Malaysia drops charges on Goldman Sachs over 1MDB scandal.
Malaysia dropped criminal charges against units of Goldman Sachs over the bank's role in the alleged theft of billions of dollars from a government investment fund, a critical step under the terms of a recent $3.9bn settlement, FN reported.
Goldman was the main banker for 1Malaysia Development, or 1MDB, which Malaysia created in 2009 to help drive economic growth. The bank raised billions of dollars for the Malaysian fund, much of which was allegedly stolen by people who worked for the fund.
Vodafone's India unit plans $1.5bn fundraising, including share sales.
Vodafone Group's India unit is planning to raise about $1.5bn as it seeks to turn around its fortunes in the country's fiercely competitive wireless market, Business Standard reported.

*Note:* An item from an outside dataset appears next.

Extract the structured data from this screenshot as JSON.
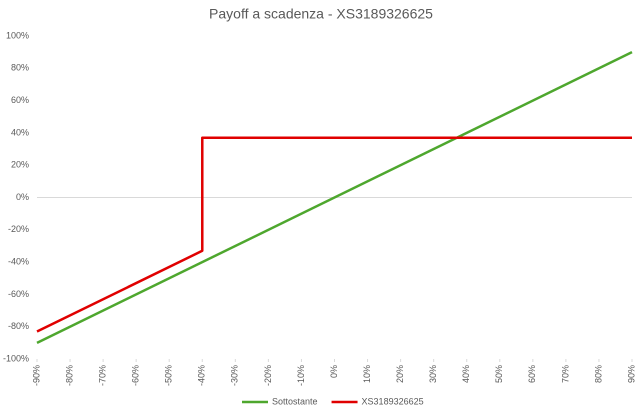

The telecom operator is working to identify potential investors in the US. It could also raise part of the funds through other methods such as an offering of equity-linked securities.
Vodafone Idea is discussing a funding plan that could include a share sale, It is working with advisers including New York-based investment bank PJT Partners, as it seeks potential strategic partners to buy stakes.
Silver Lake considers acquiring a $1bn stake in Reliance Retail. (FS)
Private equity firm Silver Lake Partners considers investing $1bn in the retail arm of India's Reliance Industries, Reuters reported.
The investment, which would value Reliance Retail at about $57bn, comes as the company is aiming to sell about 10% in new shares. The company has raised more than $20bn from global investors, including Facebook by selling stakes in its Jio Platforms digital business and has said it aims to attract investors to Reliance Retail over the next few quarters.
SoftBank considers bidding for TikTok in India.
SoftBank Group is exploring assembling a group of bidders for TikTok's India assets and has been actively looking for local partners, Bloomberg reported.
Over the past month, the Japanese conglomerate, which owns a stake in TikTok's Chinese parent ByteDance, has held talks with the heads of India's Reliance Jio Infocomm and Bharti Airtel. While discussions have fizzled since, SoftBank is still exploring options.
SoftBank would almost certainly need a local partner to cut a deal that would win government approval. Before the ban, India was one of TikTok's largest markets, with more than 200m users.
Chinese firm to run Laos electric grid amid default warnings.
Laos is set to hand over the majority control of its electric grid to a Chinese company, as it struggles to stave off a potential debt default, Reuters reported.
The deal comes at a time when critics accuse Beijing of "debt-trap diplomacy" to gain a strategic advantage in countries struggling to repay loans taken out under President Xi Jinping's global "Belt and Road" infrastructure initiative.
China is Laos's biggest creditor, and the deal will bind the country of 7m people closer to its giant neighbour.
PINAI considers selling oil storage and pipeline. (FS)
The Philippine Investment Alliance for Infrastructure Fund, a private equity fund, considers selling an oil storage and pipeline company in the country.
PINAI, as the fund is known, could raise at least $500m in a potential exit from its investment in Philippine Coastal Storage and Pipeline. The company plans to wrap up collecting non-binding bids as soon as next week.
Vodafone Idea says board did not receive any proposal from Amazon and Verizon.
Vodafone Idea, an Indian mobile firm, said its board had no investment proposal to consider from US wireless carrier Verizon Communications or Amazon, Reuters reported.
Vodafone Idea added, however, that it constantly evaluates opportunities for enhancing stakeholders' value.